Une lampe se balançait à la maîtresse poutre. Sa lueur faisait ressortir en forts reliefs la charpente du navire apparente ici. La lumière se concentrait sur le justaucorps écarlate qui vêtait un gros homme installé devant une table.
— What’s it ? grogna-t-il en nous voyant.
Bill lui répondit dans la même langue.
L’homme assis portait, outre son justaucorps éclatant, une culotte blanche tendue sur les cuisses. Un foulard de soie noire serrant la tête ne laissait sortir aucun cheveu. La face large, rouge, était percée de petits yeux gris pâle, d’une bouche dont la lèvre supérieure rentrait jusqu’à disparaître dans l’ombre d’un nez fibrillé de violet, tandis que l’inférieure, lippue et gonflée, avançait au-dessus du menton coupé comme un bloc.
La main puissante, enjuponnée de dentelles, serrait un verre dont l’homme se versa d’un geste brusque le contenu dans le gosier.
Une bouteille clissée voisinait sur la table de bois sombre avec une paire de pistolets, un tricorne au ruban traversé d’une pipe à pétun et un instrument en cuivre que je sus plus tard être un quart de cercle. Une épée jetée en travers de la table tenait déplié un rouleau de cartes.

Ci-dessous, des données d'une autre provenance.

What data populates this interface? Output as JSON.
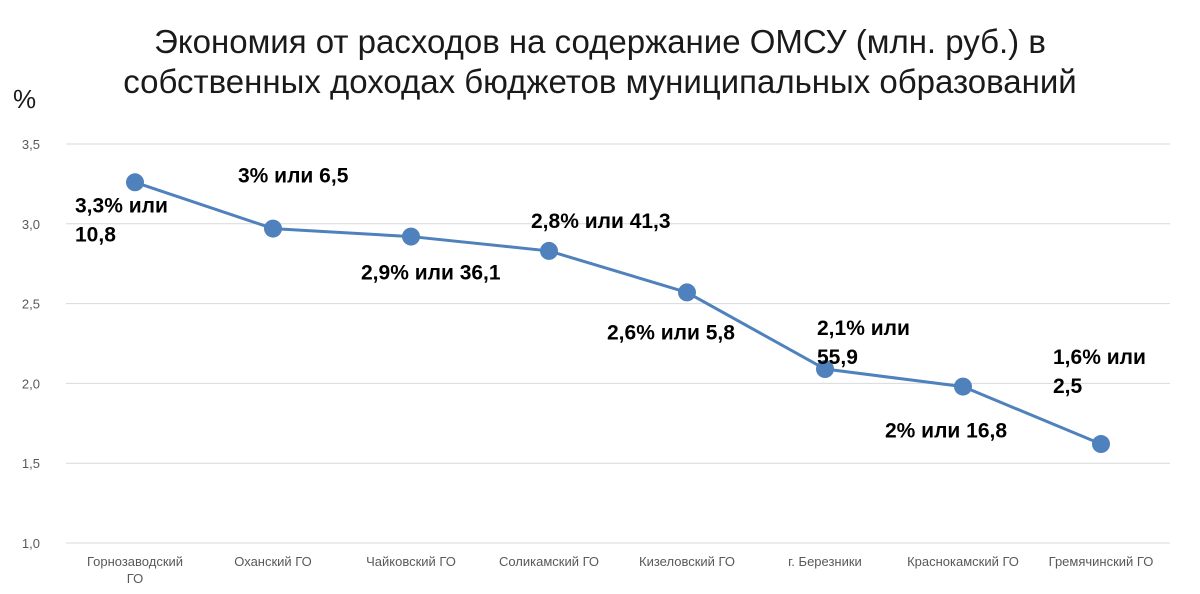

Il émanait de cet être solidement charpenté, assis là les cuisses ouvertes, un bras pendant par-dessus le dossier du fauteuil, l’œil sans lueur, une singulière impression de force maléfique et souveraine.
Un malaise me prit lorsque son regard glacé se posa sur moi. Il me fit peur ; non qu’il eût à vrai dire rien de particulièrement menaçant. Il paraissait infiniment plus débonnaire, avec ses grosses joues, sa lippe, que le magistrat dont j’avais subi l’interrogatoire dans ma prison. Mais il me semblait sentir en lui à travers sa chair et sa graisse une âme desséchée, une capacité d’être inhumain avec délectation.

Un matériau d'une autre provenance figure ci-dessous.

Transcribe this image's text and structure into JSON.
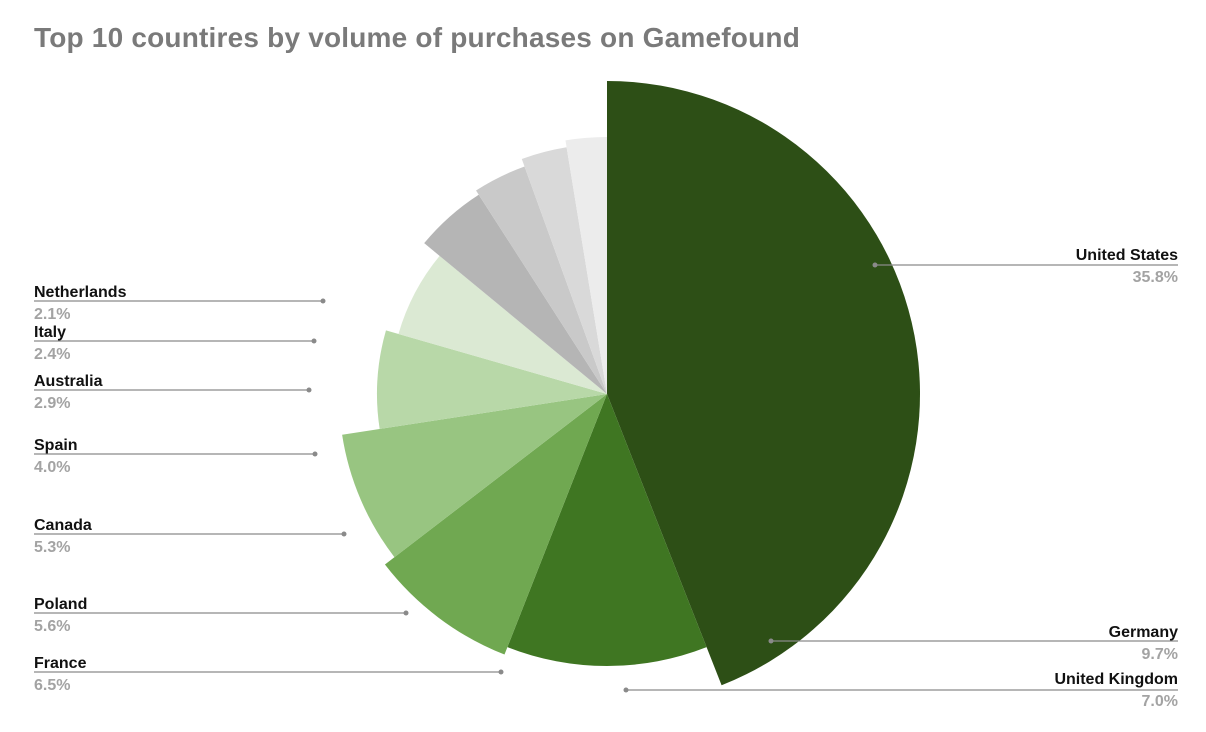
{
  "chart_data": {
    "type": "pie",
    "title": "Top 10 countires by volume of purchases on Gamefound",
    "legend": "none",
    "slices": [
      {
        "label": "United States",
        "value": 35.8,
        "value_label": "35.8%",
        "color": "#2d4f16",
        "shade": "#2d4f16"
      },
      {
        "label": "Germany",
        "value": 9.7,
        "value_label": "9.7%",
        "color": "#3f7622",
        "shade": "#3f7622"
      },
      {
        "label": "United Kingdom",
        "value": 7.0,
        "value_label": "7.0%",
        "color": "#70a851",
        "shade": "#70a851"
      },
      {
        "label": "France",
        "value": 6.5,
        "value_label": "6.5%",
        "color": "#98c581",
        "shade": "#98c581"
      },
      {
        "label": "Poland",
        "value": 5.6,
        "value_label": "5.6%",
        "color": "#b8d8a8",
        "shade": "#b8d8a8"
      },
      {
        "label": "Canada",
        "value": 5.3,
        "value_label": "5.3%",
        "color": "#dbe9d3",
        "shade": "#dbe9d3"
      },
      {
        "label": "Spain",
        "value": 4.0,
        "value_label": "4.0%",
        "color": "#b5b5b5",
        "shade": "#b5b5b5"
      },
      {
        "label": "Australia",
        "value": 2.9,
        "value_label": "2.9%",
        "color": "#c9c9c9",
        "shade": "#c9c9c9"
      },
      {
        "label": "Italy",
        "value": 2.4,
        "value_label": "2.4%",
        "color": "#d9d9d9",
        "shade": "#d9d9d9"
      },
      {
        "label": "Netherlands",
        "value": 2.1,
        "value_label": "2.1%",
        "color": "#ececec",
        "shade": "#ececec"
      }
    ]
  }
}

Il dit encore un mot à Bill en me soupesant du regard. Son œil fixé sur moi s’anima. Les paupières se soulevèrent, rendant à la pupille un éclat plus plaisant. Je m’aperçus alors qu’elle était bleue, d’un bleu vert et léger, comme la mer à l’aube, et je n’eus plus devant moi qu’un gros homme bienveillant qui me regardait avec indulgence.
Il remplit son gobelet et me le tendit.
— Bois, mon gars, fit-il en français. Alors tu veux venir avec nous ?
— Oui monsieur.
— Appelle-moi capitaine. Tu n’as jamais entendu parler du vieux Flint ?
— Non capitaine. Je viens de loin dans les terres, d’un endroit où l’on sait à peine qu’il existe des navires.
— God damn ! Tu parles bien. Mais il y a donc des gens qui n’ont jamais entendu le nom de Flint !
— Bah ! dit Bill, ils ne sont que trop à le connaître pour leur malheur et le chagrin de leurs nuits blanches.
Ils se mirent à rire tous les deux. Je reposai le gobelet sur la table.
— Tu lampes bien il me semble, gars ! Qu’est-ce que tu dis de ce rhum ?
— C’est aussi bon que notre eau-de-vie de prunes.
Ils s’esclaffèrent encore.
— Voyez-vous ce coquebin ! fit Bill.
Une chaleur, un léger engourdissement m’envahissaient.
Après tout, ces hommes étaient les premiers, depuis tant de jours, qui se fussent montrés bons pour moi. Je pouvais enfin me laisser aller un peu. Je sentis mes lèvres dessiner une forme depuis longtemps désapprise : un sourire.
— Well, dit Flint, si tu sais faire quelque chose, tu resteras avec nous. Tu es vieux de combien d’années ?
— J’ai eu vingt-deux ans à la Saint-Jean d’été ; je sais lire, écrire, compter…
— Bien, bien. Tu seras écrivain du bord, en attendant de savoir courir le marchepied de vergue et faire une épissure comme un damné fils de vieux gabier. Il faut que tout le monde vive. Tu feras les comptes quand tu seras de loisir, et le coup de feu avec les autres quand on tombera sur les gens du roi, de fortune. Voilà ton destin, maintenant. Te plaît-il ?
Il n’attendit pas ma réponse. Ses yeux s’étaient éteints. Il nous balaya d’un geste, se tourna de côté sur le fauteuil et se versa une rasade de rhum.